After Turkey shot down a Russian plane that it says violated its airspace, Finland is the latest country to report incursions from Russian aircraft.
According to Finnish officials an unidentified helicopter flew over the Russian border and entered Finnish airspace for 6 minutes. After flying 6 miles into Finnish territory the aircraft finally returned to Russia following two warnings from the Finnish air force.
Finland points to regular Russian incursions in its airspace
Privately owned Russian news site Pravda.Ru reported that Finnish officials were not immediately sure which country the helicopter belonged to, but it came over the border with Russia near the island of Haapsaari in eastern Finland. The incursion is the latest in a series of incidents that have occurred on the Finland-Russia border.
In 2014 Finland accused Russia of illegally entering its airspace five times. Reuters reports that three of those incidents took place in just 7 days, sparking the scrambling of Finnish fighter jets.
“We will express the fact that from our perspective, this is totally unacceptable,” minister Carl Haglund said according to the online edition of newspaper Helsingin Sanomat. No comment was forthcoming from the Russian defense ministry.
Turkey shoots down Russian plane near Syrian border
This latest incident in Finland occurred just one day after Georgia accused a Russian military helicopter of breaching its skies, and a few weeks after Turkey shot down a Russian warplane in its airspace. The continued breaches of airspace have proven to be a cause of tension between Russia and its neighbors.
Turkey apparently decided that it could no longer accept airspace violations, shooting down an Su-25 fighter jet in Turkish airspace near the Syrian border. Turkey said that the plane, which had been bombing Syrian rebels, ignored repeated warnings to return to Syria.
Georgian Defense Minister Tinatin Khidasheli supported the action taken by Turkey, telling the state-run Anadolu Agency that a sovereign nation is within its right to respond to airspace violations. He accused Russia of deliberately violating NATO and EU airspace on multiple occasions in the past few months.
Russia treading a fine line breaking international norms
Russian President Vladimir Putin has maintained that the Russian plane was flying within Syrian airspace when it was shot down without warning by Turkish jets, and threatened “serious consequences” for relations between the two nations. Russia has been carrying out airstrikes in Syria aimed at weakening groups including Islamic State.
“This event is beyond the normal framework of fighting against terrorism. Of course our military is doing heroic work against terrorism. … But the loss today is a stab in the back, carried out by the accomplices of terrorists. I can’t describe it in any other way,” Putin said, according to the Guardian. “Neither our pilots nor our jet threatened the territory of Turkey. This is obvious.”

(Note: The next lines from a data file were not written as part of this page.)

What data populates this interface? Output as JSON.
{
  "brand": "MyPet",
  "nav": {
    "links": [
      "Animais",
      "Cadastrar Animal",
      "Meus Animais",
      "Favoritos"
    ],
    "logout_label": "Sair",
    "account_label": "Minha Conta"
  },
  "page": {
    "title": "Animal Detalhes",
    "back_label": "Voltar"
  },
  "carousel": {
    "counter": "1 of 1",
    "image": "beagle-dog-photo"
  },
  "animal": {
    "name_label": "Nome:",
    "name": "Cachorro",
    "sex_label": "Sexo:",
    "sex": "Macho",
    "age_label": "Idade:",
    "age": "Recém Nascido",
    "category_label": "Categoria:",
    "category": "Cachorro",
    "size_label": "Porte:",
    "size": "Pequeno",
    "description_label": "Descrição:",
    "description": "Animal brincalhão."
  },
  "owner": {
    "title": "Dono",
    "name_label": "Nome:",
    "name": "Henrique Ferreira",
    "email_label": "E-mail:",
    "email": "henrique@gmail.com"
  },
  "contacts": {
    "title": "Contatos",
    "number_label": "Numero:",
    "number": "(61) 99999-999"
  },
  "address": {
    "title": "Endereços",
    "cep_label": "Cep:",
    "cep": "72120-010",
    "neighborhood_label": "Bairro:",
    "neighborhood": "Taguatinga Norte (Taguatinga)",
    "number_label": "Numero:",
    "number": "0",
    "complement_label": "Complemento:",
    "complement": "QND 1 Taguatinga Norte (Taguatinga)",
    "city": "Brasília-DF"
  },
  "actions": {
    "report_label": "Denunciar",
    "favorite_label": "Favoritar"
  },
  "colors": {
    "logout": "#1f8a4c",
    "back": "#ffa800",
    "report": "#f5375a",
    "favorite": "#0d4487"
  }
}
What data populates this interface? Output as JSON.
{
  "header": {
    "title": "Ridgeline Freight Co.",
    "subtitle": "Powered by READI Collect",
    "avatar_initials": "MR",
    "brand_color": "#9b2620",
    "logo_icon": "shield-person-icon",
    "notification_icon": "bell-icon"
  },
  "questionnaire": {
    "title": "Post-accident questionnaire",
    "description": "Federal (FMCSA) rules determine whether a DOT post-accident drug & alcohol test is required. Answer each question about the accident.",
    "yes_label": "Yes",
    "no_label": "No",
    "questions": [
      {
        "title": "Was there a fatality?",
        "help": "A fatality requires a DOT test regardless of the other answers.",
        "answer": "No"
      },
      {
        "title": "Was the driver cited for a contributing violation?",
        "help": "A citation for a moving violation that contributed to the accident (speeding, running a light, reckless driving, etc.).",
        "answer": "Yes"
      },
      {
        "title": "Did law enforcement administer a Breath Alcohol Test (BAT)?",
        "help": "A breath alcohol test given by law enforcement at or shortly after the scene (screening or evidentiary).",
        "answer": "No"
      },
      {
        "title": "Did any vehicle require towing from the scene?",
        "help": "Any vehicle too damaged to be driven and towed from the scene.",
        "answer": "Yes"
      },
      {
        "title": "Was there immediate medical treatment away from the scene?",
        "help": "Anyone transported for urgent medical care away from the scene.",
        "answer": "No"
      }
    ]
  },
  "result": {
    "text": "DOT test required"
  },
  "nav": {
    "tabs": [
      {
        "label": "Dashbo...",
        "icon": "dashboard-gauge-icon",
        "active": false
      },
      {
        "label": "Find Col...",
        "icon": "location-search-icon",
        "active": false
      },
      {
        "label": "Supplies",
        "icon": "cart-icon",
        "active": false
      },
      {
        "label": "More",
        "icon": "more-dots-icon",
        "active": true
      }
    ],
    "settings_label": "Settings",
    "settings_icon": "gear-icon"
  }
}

A U.S.-led coalition is also bombing targets in Syria, but officials have accused Russia of concentrating its efforts on moderate groups hostile to Syrian President Bashar al-Assad instead of concentrating on Islamic State. Al-Assad is a long-term Moscow ally and the Kremlin wants him to remain in power.
Proposed NATO-Russia alliance against ISIS should be questioned
Despite the fact that the U.S. wants to see al-Assad deposed, there is talk of implementing an alliance against Islamic State. The question for the U.S. and its allies is whether a country that engages in regular airspace violations and other provocative actions can be trusted as a partner in a formal alliance.
In the short term it would appear wise to coordinate attacks on Islamic State targets in Syria, but the idea of a formal alliance is very different. Russia has not been shy about its ultimate aims in Syria, namely preserving the rule of al-Assad.
Given the fact that the U.S. and its allies are working towards the opposite conclusion, it is hard to imagine a scenario in which there would eventually be a conflict of interest in the alliance. In addition the unpredictable behavior of Putin and Russia means that an alliance may only serve to draw Western politicians into a complicated situation.
Putin has consistently exhibited his lack of respect for international norms of behavior, and it seems unlikely that it will change. According to reports Russian airstrikes have targeted Syrian army forces, and Putin is a ruthless operator that will stop at nothing to regain Russia’s status as an international power.
After a careful analysis of Putin’s record it seems unlikely that these airspace violations and other provocations will end anytime soon. NATO leaders should be wary of entering into any kind of agreement with a man who has regularly expressed a desire to destroy the existing international order.